La faillite de Swissair a servi de détonateur pour mettre à jour les dysfonctionnements du système suisse de «gouvernement d'entreprise», c'est-à-dire les relations entre les patrons, les actionnaires et les salariés.

Après 70 ans d'histoire, la compagnie aérienne intercontinentale s'est écroulée comme une banale entreprise locale. Un désastre pour l'image d'excellence de la Suisse et pour la réputation de ses dirigeants.

Chute de crédibilité

Mais le crash de la compagnie nationale n'est que la pointe de l'iceberg du mal suisse. Les bouillons retentissants se sont multipliés. Banque, industrie, tourisme, commerce, aucun secteur n'a échappé aux problèmes et aux remises en causes.

Résultat, les réflexions critiques se sont multipliées en Suisse sur les capacités des organes dirigeants des sociétés et sur leur salaire. Même economiesuisse, la très conservatrice organisation des milieux patronaux, a admis que le fonctionnement des entreprises posait un problème.

Une analyse confirmée par le rapport 2002 sur la compétitivité dans le monde que vient de publier l'institut lausannois IMD (Institute for Management Development). En un an, la Suisse a régressé de la 17e à la 31e place en ce qui concerne la crédibilité des conseils d'administration et des managers.

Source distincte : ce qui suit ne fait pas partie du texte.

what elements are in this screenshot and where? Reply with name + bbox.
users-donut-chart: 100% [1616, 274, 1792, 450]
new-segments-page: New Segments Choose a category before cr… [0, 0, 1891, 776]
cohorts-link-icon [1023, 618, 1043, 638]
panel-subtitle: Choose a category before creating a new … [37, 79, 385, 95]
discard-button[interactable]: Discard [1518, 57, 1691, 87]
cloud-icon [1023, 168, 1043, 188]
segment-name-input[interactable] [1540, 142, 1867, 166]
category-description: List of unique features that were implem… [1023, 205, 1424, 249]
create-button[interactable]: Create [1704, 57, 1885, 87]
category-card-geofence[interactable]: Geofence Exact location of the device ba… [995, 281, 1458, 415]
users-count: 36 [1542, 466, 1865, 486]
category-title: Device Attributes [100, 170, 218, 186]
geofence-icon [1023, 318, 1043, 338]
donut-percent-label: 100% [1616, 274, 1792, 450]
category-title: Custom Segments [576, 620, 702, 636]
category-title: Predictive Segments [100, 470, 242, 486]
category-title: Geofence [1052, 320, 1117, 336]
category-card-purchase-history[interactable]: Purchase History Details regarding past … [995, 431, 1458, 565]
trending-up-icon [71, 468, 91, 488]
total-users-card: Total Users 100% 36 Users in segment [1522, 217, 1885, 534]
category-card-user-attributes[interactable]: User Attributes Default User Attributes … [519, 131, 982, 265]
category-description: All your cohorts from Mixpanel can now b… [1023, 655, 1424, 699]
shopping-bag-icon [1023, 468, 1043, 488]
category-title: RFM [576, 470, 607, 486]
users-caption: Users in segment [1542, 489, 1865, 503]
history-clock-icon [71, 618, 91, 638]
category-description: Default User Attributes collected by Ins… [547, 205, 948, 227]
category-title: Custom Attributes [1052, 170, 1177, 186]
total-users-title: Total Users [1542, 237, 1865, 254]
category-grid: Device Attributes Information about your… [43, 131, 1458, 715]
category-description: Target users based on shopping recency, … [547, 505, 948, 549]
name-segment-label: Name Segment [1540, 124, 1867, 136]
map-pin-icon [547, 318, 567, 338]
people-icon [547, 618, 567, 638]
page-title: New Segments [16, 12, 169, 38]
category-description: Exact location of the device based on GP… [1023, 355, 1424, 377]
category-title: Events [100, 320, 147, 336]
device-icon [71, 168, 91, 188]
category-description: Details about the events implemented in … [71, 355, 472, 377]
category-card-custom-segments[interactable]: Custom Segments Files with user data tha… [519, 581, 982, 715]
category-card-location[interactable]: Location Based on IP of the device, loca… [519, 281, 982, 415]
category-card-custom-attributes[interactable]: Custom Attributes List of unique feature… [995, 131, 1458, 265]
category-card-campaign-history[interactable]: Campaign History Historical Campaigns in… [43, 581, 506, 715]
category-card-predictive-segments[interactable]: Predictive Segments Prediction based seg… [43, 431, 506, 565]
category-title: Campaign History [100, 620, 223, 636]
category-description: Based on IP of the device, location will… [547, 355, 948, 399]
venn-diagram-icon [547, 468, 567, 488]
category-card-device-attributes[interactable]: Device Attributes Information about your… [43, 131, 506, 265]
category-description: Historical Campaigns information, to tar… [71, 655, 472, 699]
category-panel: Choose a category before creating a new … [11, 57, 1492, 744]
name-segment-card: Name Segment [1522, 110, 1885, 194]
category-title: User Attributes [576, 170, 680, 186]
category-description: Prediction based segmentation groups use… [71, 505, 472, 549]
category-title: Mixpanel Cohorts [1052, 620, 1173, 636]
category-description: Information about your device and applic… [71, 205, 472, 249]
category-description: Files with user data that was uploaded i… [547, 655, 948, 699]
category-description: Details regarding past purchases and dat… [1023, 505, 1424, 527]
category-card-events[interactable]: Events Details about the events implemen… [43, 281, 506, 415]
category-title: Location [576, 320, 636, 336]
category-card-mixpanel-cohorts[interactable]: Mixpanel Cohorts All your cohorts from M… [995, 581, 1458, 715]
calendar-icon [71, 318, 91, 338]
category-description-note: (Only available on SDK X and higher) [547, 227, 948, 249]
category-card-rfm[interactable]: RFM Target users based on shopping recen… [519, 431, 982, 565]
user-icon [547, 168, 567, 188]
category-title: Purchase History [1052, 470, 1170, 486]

«Le succès des entreprises suisses leur a donné le sentiment d'avoir trouvé des solutions performantes qui les mettaient à l'abri des difficultés rencontrées dans d'autres pays. Les dirigeants se sont endormis sur leurs lauriers», résume Raphaël Cohen, qui enseigne la création d'entreprise à l'Université de Genève.

Le tabou de l'argent brisé

«Il y a souvent une inadaptation entre le marché dans lequel évolue l'entreprise et son conseil d'administration qui raisonne selon un mode de pensée trop suisse», ajoute le sociologue Pierre Weiss.

Face à la pression des actionnaires et du monde politique, de nombreux patrons ont levé un tabou suprême et dévoilé leur salaire. Une situation impensable il y a encore un an. La pression des investisseurs a aussi forcé, par exemple, Rolf Hüppi à quitter son poste à la tête de Zurich Financial Services.

Les économistes considèrent que les crises sont des opportunités pour rebondir. Reste à savoir si ces bouleversements vont définitivement sonner le glas du système suisse de management qui privilégie la recherche de consensus, la prudence face aux modes ou aux changements, les amitiés, le pragmatisme et un goût marqué pour l'indépendance.

Régulièrement des voix s'élèvent pour réformer le modèle helvétique et ses structures économiques. Entre 1991 et 1997, alors que le pays subissait sa pire récession depuis les années 30, on dissertait déjà sur la nécessité d'un changement en profondeur. En vain.